Debar maalo did not rise collectively. It had developed spontaneously and so continued until the opening of Pandora’s box – private land ownership. It was promoted rightly so, however a speculation with the land occurred and each owner used their 5 minutes of glory.
We should be sincere in saying that the neighbourhood had fulfilled its role as a family shelter.
It was not overly picturesque, but it was cultivated, not usurped by automobiles, but with front yards with flowers, and residents that enjoyed neighbourly socialising and respect, and helping old residents.
When the first collective residential buildings were built the residents viewed them as something alien. The piece of the old residents was disturbed while they remained reserved.

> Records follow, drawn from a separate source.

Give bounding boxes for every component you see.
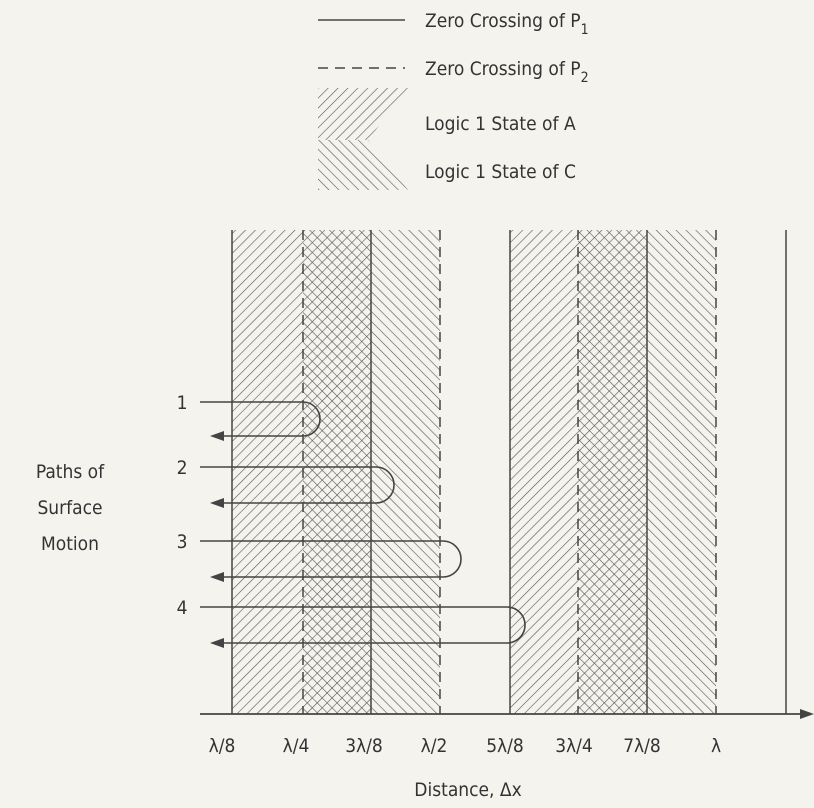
x-tick-label: 5λ/8 [486,735,524,757]
path-arrows [210,431,224,648]
path-arrow [210,498,224,508]
paths-label-line: Surface [37,497,102,519]
motion-paths [200,401,526,644]
path-number: 1 [177,392,188,414]
regions [232,230,716,714]
motion-path [200,401,321,437]
x-tick-label: 3λ/4 [555,735,593,757]
motion-path [200,466,395,504]
path-arrow [210,431,224,441]
path-number: 2 [177,457,188,479]
legend-label: Zero Crossing of P1 [425,10,589,38]
x-tick-label: 7λ/8 [623,735,661,757]
x-tick-label: λ [711,735,721,757]
legend-label: Zero Crossing of P2 [425,58,589,86]
paths-label: Paths of Surface Motion [36,461,105,555]
x-tick-label: 3λ/8 [345,735,383,757]
legend-label: Logic 1 State of C [425,161,576,183]
path-number: 4 [177,597,188,619]
path-numbers: 1 2 3 4 [177,392,188,619]
x-tick-label: λ/8 [209,735,236,757]
axis-arrow [800,709,814,719]
legend-hatch-a [318,88,408,140]
x-tick-label: λ/2 [421,735,448,757]
legend: Zero Crossing of P1 Zero Crossing of P2 … [318,10,589,190]
path-number: 3 [177,531,188,553]
x-tick-labels: λ/8 λ/4 3λ/8 λ/2 5λ/8 3λ/4 7λ/8 λ [209,735,721,757]
zero-crossings [231,230,787,714]
path-arrow [210,572,224,582]
legend-label: Logic 1 State of A [425,113,576,135]
x-axis-label: Distance, Δx [414,779,521,801]
paths-label-line: Paths of [36,461,105,483]
motion-path [200,540,462,578]
legend-hatch-c [318,140,408,190]
x-tick-label: λ/4 [283,735,310,757]
paths-label-line: Motion [41,533,99,555]
motion-path [200,606,526,644]
path-arrow [210,638,224,648]
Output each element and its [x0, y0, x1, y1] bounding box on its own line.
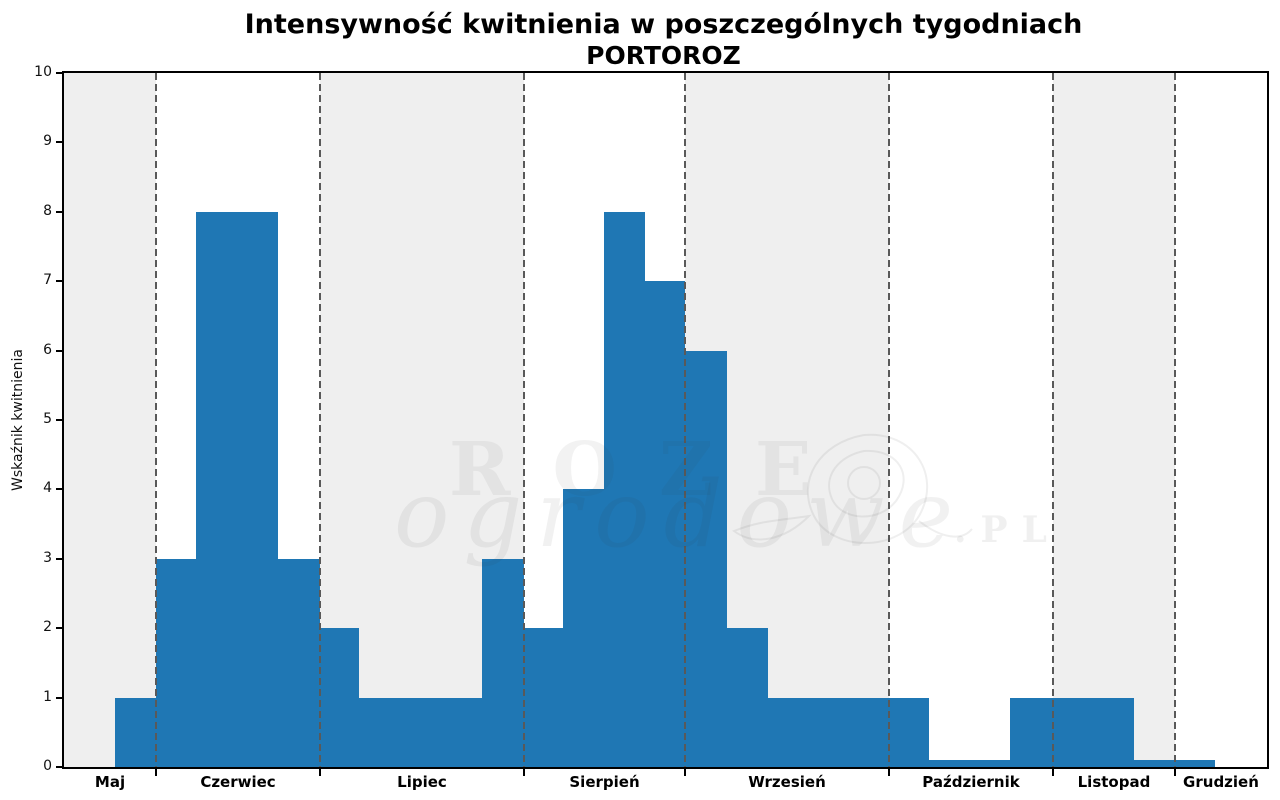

With the arrive of the cars in the locality and the creation of parking spaces a part of the public space used for children’s play was lost. The children used the road for their game. Although there were few cars (Fiat500), the tranquillity was distressed.
The resident of the neighbourhood that bared the name of their past hometown felt the need for socialising amongst themselves, going back to the stories of their parents and grandfathers. 1 Resident of the Town of Debar

They had understood the extent of their fight with the newly arisen circumstances, but their unyielding spirit did not allow for their defeat. At the end they realised that their grandfathers were fond of a good drink and socialising in taverns. Had they been alive today we would have called them bohemians, yet today there are no such bohemians. New structures today fight for the memory and rejuvenation of this spirit. They slowly succeed, which means that Skopje needs exactly that, and perhaps a little bit more excitement.
Just a little note as a reminder, the tavern Idadia is a signature place of the city only very few poets, painters, builders and musicians have not had a drink there.